Ulysses Simpson Tate (left) with Thurgood Marshall
Ulysses Simpson Tate (left) with Thurgood Marshall
Courtesy AP, Fair use image

Ulysses Simpson Tate, attorney and civil rights leader, was born on January 26, 1900 in Good Springs, Alabama to James Washington and Mary B. Tate.  The youngest of five children, he received his bachelor’s and master’s degree from Lincoln University in Pennsylvania. He then attended Howard University and graduated in 1947 with his law degree.  While in school, he met and married Jennie E. Tate.

Tate and his family moved to Dallas in 1948 after he became the attorney for the Southwest Region of the National Association for the Advancement of Colored People (NAACP).  In this position, Tate began filing lawsuits and implementing the NAACP strategy for desegregating schools.  In 1949, he filed a suit against the public school district in Fort Smith, Arkansas, alleging that the black high school was old and unsafe.  He also noted the omission of certain subjects at the African American school such as chemistry, physics, and the romance languages—courses that were available at the white high school.

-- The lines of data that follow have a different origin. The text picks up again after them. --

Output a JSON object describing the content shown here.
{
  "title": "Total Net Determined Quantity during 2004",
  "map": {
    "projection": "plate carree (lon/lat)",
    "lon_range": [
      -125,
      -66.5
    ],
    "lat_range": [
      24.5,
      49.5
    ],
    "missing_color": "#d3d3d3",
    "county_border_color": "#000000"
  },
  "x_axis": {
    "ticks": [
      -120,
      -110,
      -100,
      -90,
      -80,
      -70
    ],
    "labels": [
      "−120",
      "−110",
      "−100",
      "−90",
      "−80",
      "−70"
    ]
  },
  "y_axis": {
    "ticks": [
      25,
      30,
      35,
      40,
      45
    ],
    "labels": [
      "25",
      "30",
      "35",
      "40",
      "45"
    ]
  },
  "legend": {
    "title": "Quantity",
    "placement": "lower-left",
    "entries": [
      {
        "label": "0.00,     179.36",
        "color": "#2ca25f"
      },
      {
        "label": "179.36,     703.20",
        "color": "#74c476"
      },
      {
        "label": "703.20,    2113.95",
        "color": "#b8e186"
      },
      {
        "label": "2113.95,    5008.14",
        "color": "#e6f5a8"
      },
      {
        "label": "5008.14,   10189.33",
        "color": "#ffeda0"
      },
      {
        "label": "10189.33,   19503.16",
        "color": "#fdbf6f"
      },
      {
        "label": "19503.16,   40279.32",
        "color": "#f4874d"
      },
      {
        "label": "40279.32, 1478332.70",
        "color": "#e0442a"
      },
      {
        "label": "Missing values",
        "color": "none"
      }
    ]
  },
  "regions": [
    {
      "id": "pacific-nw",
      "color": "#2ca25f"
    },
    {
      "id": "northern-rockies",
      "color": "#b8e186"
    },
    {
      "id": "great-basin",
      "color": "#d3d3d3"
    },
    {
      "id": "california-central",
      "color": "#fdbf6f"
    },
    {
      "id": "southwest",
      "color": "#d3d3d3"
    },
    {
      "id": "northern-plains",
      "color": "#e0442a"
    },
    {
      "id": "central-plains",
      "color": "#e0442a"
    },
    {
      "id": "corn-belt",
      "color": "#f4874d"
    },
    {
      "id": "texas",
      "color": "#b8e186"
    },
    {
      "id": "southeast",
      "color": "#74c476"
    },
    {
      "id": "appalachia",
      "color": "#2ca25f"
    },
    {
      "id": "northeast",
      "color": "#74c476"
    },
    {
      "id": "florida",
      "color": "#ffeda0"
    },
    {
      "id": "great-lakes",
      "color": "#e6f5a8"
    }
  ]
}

This successful lawsuit served as a model for subsequent legal challenges in Arkansas.  Winning cases to improve conditions in high schools throughout the Southwest region, Tate then employed the NAACP strategy to desegregate college- and university-level Jim Crow practices.  In 1950, he was one of the attorneys that filed a case against Louisiana State University Law School, which refused to admit Roy S. Wilson because of his race.  Tate encouraged more blacks to enroll in college and worked on opening more schools so that, by September of 1954, there were 11 Texas junior colleges opened to blacks.  He also filed against several institutions, including the University of North Texas College, Lamar College, Midwestern University, and the University of Texas, El Paso. Tate won dozens of lawsuits that desegregated schools, parks, hospitals, and other public facilities across the Southwest.

Tate worked on other cases as well, including a 1951 challenge to voting discrimination in Harrison County, Texas, and another case against the Missouri Pacific Railroad on behalf of the Michigan delegation to the National Beauty Culturist League convention in Houston.  This delegation bought tickets, boarded the train in Detroit, and rode south without any incident until they reached Texas where they were asked to move to the Jim Crow car, and were threatened when they didn’t move quickly.  Tate also filed a successful lawsuit against the United Steelworkers of America which helped to end segregation in the steel industry in Texas.

In his career, Tate worked with many outstanding lawyers, including Thurgood Marshall, Robert L. Carter, and William J. Durham.  He also offered his services to community and NAACP leaders, including A. Maceo Smith, Lu Lu B. White, and Juanita Craft.  Tate moved to Oklahoma in 1963.

On December 12, 1968, Ulysses Simpson Tate died of a stroke in Wewoka, Seminole County, Oklahoma at the age of 68.  He was fondly remembered for all the work he accomplished for the NAACP; Roy Wilkins remarked that “Mr. Tate rendered invaluable service not only to the NAACP but to the entire southwest region.”